My latest E-Bay haul had a Dan Clowes classic and Grant Morrison Vertigo mini in it. So, of course, I tore in to the 52 tie in first.
After fastidiously avoiding 52 during its entire single issue run (other than the one with Brian Bolland drawn Zatanna origin, because fishnets are my weakness), I wound up buying all four trades at once during the Christmas holidays on impulse whilst shopping for Christmas presents for my family. It was all part of my attempt to completely undermine the spirit of the holidays.
I plowed through them all over the course of like a week, which is when I’m having the most fun with comics, and also why I’m a crappy critic. See, I don’t care about trifling things like tone, themes, motifs, plot, or sense when I’m reading a comic; I just want to get to the next page as quickly as possible! 52 was a great book for that white knuckle “what’s gonna happen next?” thrill you can only get from serialized storytelling. Well, and having an exciting life, I guess, but I prefer formulaic genre fiction to doin’ stuff.
The writers kept my interest in all of the featured characters plot lines in the series, even if I didn’t like every twist and turn they made (I wasn’t pretty bemused by Ralph Dibny’s fate, for instance, even if he did get to be a hero again in the process). Of all the character arcs, though, I found Renee Montoya’s journey from self loathing failed cop to the new Question the most interesting, and it was pretty much the only story I wanted to keep following after the series ended.
Maybe it was the fact that I read the trade that collected Denny O’Neil’s first handful of issues featuring Vic Sage that really piqued my interest (Greg Hatcher points out the parallels between the stories here), but I really enjoyed Montoya’s “hero’s journey” and was interested in reading more about it, which is more than I can say about anybody else in the series.
Which brings us to the follow up mini. Greg Rucka, who made Montoya his “pet character” in Gotham Central and (presumably) was the architect of her story in 52 wrote this mini, with a rotating group of artists for each issue: Tom Mandrake, Jesus Saiz, Matthew Clark, and Manuel Garcia provide the pencils for each issue, respectively. Each issue is about a different lesson in the Crime Bible (Deceit, Lust, Greed, Murder, and the Parable of the Faceless), and the first page is meant to be an excerpt from the book done up in Biblical style by old Rucka collaborator Steve Lieber and Eric Trautman.

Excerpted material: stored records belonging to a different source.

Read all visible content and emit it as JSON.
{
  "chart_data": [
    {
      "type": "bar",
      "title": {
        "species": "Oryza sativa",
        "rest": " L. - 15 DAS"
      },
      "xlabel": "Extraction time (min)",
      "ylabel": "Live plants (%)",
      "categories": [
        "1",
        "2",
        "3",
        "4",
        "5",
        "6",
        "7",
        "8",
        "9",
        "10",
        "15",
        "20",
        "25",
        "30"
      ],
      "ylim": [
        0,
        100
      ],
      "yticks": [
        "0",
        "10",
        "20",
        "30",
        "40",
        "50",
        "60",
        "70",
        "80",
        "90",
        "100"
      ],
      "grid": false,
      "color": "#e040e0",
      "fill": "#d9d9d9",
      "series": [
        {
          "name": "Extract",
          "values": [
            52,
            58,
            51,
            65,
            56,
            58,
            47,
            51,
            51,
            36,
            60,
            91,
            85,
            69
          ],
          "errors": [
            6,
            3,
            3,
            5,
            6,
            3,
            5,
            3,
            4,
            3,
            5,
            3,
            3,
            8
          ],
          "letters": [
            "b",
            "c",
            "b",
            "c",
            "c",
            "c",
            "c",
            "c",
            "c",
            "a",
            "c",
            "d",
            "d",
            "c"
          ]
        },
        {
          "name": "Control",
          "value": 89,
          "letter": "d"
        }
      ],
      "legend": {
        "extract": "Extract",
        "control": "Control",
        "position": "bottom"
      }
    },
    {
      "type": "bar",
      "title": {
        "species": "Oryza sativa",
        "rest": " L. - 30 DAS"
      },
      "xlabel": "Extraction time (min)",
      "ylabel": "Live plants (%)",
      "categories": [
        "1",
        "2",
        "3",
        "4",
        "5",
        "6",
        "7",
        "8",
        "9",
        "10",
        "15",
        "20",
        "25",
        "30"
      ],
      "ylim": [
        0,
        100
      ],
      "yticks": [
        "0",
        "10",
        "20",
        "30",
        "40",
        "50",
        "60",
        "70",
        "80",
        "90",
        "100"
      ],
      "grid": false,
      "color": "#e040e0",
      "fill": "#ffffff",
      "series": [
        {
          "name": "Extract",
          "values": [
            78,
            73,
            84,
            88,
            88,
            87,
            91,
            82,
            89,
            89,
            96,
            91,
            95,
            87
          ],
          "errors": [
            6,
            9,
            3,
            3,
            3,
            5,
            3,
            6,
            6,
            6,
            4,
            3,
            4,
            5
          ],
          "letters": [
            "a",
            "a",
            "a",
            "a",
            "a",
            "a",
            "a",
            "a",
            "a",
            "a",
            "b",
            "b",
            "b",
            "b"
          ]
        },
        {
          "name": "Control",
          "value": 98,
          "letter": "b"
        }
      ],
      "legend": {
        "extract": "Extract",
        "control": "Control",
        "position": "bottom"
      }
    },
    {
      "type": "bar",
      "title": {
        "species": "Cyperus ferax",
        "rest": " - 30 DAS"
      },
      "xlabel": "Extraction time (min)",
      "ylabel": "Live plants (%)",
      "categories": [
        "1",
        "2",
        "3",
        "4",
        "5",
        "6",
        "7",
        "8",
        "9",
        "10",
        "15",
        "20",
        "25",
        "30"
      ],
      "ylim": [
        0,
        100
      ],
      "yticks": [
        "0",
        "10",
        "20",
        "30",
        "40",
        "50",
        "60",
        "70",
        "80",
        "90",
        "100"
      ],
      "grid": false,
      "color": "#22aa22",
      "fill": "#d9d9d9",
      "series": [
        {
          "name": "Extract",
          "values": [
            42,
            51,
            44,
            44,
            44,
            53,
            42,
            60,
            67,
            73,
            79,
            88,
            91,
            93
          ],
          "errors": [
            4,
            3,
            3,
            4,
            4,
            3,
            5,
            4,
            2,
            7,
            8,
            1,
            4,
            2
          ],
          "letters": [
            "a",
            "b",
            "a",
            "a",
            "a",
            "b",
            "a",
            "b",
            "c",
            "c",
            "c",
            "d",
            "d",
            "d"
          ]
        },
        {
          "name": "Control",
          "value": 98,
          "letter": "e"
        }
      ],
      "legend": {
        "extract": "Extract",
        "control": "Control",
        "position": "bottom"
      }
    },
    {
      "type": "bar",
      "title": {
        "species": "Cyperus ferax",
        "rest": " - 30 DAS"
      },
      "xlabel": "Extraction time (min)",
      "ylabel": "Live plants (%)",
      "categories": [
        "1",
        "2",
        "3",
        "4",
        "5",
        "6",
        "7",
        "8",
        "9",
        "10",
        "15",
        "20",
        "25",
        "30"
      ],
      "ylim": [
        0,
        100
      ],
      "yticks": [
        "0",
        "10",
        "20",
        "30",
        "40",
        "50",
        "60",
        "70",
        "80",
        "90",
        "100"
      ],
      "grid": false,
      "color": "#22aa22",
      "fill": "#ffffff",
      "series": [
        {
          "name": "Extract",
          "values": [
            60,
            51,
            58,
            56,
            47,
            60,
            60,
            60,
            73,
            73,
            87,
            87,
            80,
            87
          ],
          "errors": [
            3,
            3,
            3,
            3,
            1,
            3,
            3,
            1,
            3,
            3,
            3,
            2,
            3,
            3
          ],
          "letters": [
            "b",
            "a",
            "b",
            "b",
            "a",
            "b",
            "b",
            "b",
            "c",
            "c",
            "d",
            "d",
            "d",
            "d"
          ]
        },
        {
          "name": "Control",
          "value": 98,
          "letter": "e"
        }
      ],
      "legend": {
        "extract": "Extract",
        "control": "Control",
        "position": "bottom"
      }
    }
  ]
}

The Crime Bible, and the Religion of Crime that sprung up around it, is an idea introduced in 52 and one that was an integral part of Montoya’s story, so it makes sense that Rucka would pick up the plot thread and run with it. The fact that he ties Montoya’s character to it so completely by the end of the series may be pushing it, I think, but it’s a pretty interesting cliffhanger and sets up a direction for her to pick up in future stories. The art in each story isn’t spectacular, but it fits the mood of the story in each case. I was particularly impressed with the combination of Olmos’s art and Santi Arcas’s coloring in the fourth issue.
The draw here for me, though, is Montoya’s story. She’s pretty confident in her role as the Question here, and is if nothing else she’s not the massive pit of self loathing she was for a lot of 52, but her obsession with the Crime Bible fits in the her tendency for addiction and self destruction during those darker days. Her relationship with everyone’s favorite lipstick lesbian member of the Bat Family, which is spotlighted in the third issue, helps illustrate that she doesn’t quite have it all together. It makes her an interesting character, which is why I want to see more of her story.
It’s not a poppy, happy superhero comic. That’s not Rucka’s forte, and it doesn’t fit the character, so if that’s what you’re looking for, this won’t be for you. He’s similar to Ed Brubaker (his old Gotham Central writing partner) in that he writes superhero comics in the same way he does crime fiction and espionage. It helps to have read 52, obviously, although I think a new reader would be able to follow the story, if not get every reference to what came before. I tend to think accessibility doesn’t necessarily mean holding new readers hands through everything, but that’s me. I found it to be a good continuation of Montoya’s story, but I can’t recommend it as a self contained series because, like seemingly everything in the DCU, it’s all part of a monolithic tapestry. But it overcame a crushingly large title to become a compelling read for anyone who enjoyed Montoya’s journey and want to see her adventures wearing the blank mask. And hey, there’s girls making out, so if you were looking for another adventure comic with lesbian sex after the recent issue of Buffy, then there’s that to reccomened it, too.